Pustaka

Perempuan dalam Pengalaman Luka dan Pengalaman Cinta

Wanita duka sedih. | Bianca Van Dijk/Pixabay

Oleh Yuli Nugrahani

PEREMPUAN dipersiapkan menjalani luka sejak dia masih sangat remaja. Pengalaman luka dialaminya saat bulan-bulan dadanya mulai tumbuh. Luka yang tak terlihat karena ada di dalam rahimnya, tiap bulan mengucurkan darah secara rutin. Kadang luka itu harus dilalui dengan tangis karena memang sakit. Sering juga disertai lonjakan emosi yang bahkan tidak dimengertinya dengan baik hingga bertahun-tahun. Pengalaman luka seperti itu harus dia sembunyikan dengan baik, mesti dianggap biasa oleh semua orang bahkan oleh dirinya sendiri, karena itulah bagian dari kodratnya sebagai perempuan.

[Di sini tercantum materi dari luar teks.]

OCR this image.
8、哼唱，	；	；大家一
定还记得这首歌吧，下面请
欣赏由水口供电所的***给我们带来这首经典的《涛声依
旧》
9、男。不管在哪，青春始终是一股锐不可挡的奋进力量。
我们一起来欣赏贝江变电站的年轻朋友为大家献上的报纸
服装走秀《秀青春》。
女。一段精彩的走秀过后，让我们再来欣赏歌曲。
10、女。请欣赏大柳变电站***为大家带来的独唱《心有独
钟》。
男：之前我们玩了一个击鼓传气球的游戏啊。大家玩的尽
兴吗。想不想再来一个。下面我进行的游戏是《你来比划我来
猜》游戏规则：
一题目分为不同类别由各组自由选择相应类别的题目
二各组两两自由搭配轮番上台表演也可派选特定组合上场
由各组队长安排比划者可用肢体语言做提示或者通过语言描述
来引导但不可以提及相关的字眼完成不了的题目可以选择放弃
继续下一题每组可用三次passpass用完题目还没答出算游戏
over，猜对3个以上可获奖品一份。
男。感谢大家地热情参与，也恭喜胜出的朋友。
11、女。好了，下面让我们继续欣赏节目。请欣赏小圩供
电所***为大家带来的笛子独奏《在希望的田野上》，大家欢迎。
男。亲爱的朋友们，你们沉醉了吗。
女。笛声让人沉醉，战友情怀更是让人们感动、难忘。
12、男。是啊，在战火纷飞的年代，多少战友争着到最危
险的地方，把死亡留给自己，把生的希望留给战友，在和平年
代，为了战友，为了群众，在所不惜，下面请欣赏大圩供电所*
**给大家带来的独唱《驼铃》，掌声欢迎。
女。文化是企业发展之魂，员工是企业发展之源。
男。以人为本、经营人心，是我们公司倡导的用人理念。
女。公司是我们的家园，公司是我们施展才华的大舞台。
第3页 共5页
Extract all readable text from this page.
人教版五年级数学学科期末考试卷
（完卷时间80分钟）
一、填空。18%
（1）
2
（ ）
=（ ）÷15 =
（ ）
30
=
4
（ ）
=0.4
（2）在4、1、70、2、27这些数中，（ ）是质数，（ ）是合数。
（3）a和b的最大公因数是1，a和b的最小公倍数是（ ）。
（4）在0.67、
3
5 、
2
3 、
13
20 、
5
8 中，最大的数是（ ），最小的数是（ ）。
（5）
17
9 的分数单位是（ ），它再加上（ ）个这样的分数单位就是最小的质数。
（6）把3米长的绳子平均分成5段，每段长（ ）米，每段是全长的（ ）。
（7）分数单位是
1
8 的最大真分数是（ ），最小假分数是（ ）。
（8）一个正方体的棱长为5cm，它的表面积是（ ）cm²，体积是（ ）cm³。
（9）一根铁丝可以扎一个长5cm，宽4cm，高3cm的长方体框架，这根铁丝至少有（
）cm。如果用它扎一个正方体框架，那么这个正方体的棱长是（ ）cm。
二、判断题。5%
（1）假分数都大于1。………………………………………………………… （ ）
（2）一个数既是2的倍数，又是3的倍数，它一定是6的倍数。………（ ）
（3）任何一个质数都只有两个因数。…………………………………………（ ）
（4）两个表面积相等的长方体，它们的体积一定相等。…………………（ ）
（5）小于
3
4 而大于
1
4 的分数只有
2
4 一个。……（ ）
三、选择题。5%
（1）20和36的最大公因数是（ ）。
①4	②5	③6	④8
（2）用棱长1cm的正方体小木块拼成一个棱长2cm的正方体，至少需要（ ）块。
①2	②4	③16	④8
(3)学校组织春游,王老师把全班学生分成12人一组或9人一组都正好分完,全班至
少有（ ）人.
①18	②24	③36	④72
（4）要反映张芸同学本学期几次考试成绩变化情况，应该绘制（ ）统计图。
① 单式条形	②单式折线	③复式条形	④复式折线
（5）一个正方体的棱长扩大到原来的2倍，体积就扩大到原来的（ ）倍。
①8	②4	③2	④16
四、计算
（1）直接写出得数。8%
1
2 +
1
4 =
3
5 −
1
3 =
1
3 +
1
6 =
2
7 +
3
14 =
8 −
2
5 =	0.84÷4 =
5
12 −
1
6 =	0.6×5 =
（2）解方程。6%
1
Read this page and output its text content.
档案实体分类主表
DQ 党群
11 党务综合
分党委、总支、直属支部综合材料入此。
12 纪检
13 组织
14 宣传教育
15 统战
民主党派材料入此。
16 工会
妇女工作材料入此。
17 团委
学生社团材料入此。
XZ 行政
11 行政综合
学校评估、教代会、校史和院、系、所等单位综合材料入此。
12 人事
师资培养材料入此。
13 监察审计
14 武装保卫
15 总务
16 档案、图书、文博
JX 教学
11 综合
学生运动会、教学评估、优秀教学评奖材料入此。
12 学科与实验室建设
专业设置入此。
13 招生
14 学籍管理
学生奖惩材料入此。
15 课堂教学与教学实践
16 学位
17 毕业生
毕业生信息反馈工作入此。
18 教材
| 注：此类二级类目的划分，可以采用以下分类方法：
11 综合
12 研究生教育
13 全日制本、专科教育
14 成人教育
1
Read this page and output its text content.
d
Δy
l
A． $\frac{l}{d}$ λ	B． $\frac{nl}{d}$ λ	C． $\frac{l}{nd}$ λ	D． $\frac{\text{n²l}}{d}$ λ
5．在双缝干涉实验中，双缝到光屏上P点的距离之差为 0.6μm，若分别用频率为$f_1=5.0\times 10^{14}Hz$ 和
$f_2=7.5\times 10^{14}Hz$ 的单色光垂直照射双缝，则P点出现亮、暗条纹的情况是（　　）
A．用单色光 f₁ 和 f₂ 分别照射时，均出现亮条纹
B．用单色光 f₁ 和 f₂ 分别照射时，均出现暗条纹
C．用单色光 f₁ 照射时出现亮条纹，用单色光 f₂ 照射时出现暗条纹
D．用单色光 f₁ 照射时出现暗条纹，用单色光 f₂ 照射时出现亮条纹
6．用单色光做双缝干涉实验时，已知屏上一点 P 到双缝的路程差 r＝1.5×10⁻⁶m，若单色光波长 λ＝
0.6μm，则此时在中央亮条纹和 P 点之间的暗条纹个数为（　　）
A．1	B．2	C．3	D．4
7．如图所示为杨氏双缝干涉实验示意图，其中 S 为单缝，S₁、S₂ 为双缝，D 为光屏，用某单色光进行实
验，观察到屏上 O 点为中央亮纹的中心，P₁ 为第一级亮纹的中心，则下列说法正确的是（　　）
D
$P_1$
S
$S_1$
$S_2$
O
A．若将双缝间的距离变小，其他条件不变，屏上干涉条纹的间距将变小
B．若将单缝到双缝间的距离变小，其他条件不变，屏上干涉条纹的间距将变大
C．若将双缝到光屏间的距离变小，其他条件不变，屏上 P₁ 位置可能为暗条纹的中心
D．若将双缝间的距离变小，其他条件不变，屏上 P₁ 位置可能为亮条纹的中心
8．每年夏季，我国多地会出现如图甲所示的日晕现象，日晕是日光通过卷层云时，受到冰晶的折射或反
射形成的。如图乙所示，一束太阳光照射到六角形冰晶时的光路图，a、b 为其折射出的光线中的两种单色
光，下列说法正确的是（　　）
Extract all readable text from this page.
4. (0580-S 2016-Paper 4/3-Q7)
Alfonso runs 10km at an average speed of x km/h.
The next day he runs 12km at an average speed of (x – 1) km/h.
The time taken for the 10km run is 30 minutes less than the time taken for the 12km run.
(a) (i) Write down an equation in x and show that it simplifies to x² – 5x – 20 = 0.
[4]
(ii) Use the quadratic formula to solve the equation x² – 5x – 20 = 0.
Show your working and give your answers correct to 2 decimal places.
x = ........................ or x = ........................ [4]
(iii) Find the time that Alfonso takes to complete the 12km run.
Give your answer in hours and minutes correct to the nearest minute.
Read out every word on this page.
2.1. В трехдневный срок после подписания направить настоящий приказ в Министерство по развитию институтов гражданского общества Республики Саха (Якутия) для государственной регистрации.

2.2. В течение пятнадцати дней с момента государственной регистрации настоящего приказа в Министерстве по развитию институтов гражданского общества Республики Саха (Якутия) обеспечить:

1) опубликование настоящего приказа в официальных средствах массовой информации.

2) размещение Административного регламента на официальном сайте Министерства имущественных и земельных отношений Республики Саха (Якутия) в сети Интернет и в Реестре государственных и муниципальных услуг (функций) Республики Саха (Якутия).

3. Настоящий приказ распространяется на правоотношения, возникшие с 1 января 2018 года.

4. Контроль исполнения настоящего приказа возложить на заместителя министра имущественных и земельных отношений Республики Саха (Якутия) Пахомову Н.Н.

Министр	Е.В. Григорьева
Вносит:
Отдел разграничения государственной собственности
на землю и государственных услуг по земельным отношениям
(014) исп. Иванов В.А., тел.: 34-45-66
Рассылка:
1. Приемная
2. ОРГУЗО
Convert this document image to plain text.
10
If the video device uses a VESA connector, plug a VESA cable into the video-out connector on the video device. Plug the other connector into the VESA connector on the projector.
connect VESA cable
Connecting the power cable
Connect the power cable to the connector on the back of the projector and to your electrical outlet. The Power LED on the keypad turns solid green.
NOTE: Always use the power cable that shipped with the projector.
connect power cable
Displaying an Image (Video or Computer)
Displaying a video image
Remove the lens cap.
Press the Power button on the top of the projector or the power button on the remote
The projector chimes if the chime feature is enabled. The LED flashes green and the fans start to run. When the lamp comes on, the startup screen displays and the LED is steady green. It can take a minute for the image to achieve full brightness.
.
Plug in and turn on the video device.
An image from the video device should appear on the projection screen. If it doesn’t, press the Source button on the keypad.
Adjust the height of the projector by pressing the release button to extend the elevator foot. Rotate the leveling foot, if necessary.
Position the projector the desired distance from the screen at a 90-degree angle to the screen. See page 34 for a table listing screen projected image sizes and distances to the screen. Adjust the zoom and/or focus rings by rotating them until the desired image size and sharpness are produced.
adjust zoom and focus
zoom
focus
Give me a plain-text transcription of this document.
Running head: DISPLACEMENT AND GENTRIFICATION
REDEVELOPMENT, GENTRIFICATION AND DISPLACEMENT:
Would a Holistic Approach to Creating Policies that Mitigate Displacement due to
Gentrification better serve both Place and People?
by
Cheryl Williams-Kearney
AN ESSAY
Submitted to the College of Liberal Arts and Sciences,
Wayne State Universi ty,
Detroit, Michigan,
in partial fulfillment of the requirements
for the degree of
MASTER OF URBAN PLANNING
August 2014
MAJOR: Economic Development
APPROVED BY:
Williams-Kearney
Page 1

Bagi sebagian perempuan, mereka berhasil memaknainya rutinitas luka ini sebagai ‘persiapan’, atau menjadi semacam latihan. Ada banyak peristiwa di kehidupan perempuan akan berhadapan dengan luka yang lebih besar dari pada sekadar menstruasi. Saat mereka sungguh-sungguh bisa menerima dirinya sebagai ‘perempuan’, mereka bisa sampai pada ‘titik maklum’ yang ikhlas. Mungkin saja ada keluhan, tapi keluhan itu menjadi rangkaian bunga di sujud doanya. Atau, mungkin saja ada amarah, tapi amarah itu dibungkus rapat dalam alunan cinta setia tak tergoyahkan.

Kekayaan luar biasa seperti ini tak mungkin bisa direbut dari perempuan. Karena anugerah itulah, perempuan menjadi kuat jauh melampaui penampakannya. Yang keterlaluan, ada juga yang menganggapnya sebagai manusia ‘yang tidak apa-apa dilukai’ karena dia sudah terlatih untuk luka.

Perempuan sering dianggap bisa menyembuhkan dirinya sendiri sehingga banyak orang yang abai terhadapnya. Kadang-kadang, dia butuh ditanya: “Apakah kau sudah makan? Apakah kau baik-baik saja hari ini?” Atau pertanyaan-pertanyaan lain.

Perempuan sangat mudah bertanya karena dia peduli dan ingin dipedulikan secara sama. Pada situasi tertentu pertanyaan-pertanyaan itu dianggap kecerewetan, sehingga banyak pertanyaannya tak dijawab dengan baik. Pun, perempuan sangat ingin ditanya, karena sebenarnya pertanyaan bisa menjadi sebentuk kepedulian. Tapi, dalam beberapa kenyataan, banyak jawaban perempuan dibungkus dengan air mata, sehingga si penanya kapok melakukannya, seolah pertanyaan itu yang melukai.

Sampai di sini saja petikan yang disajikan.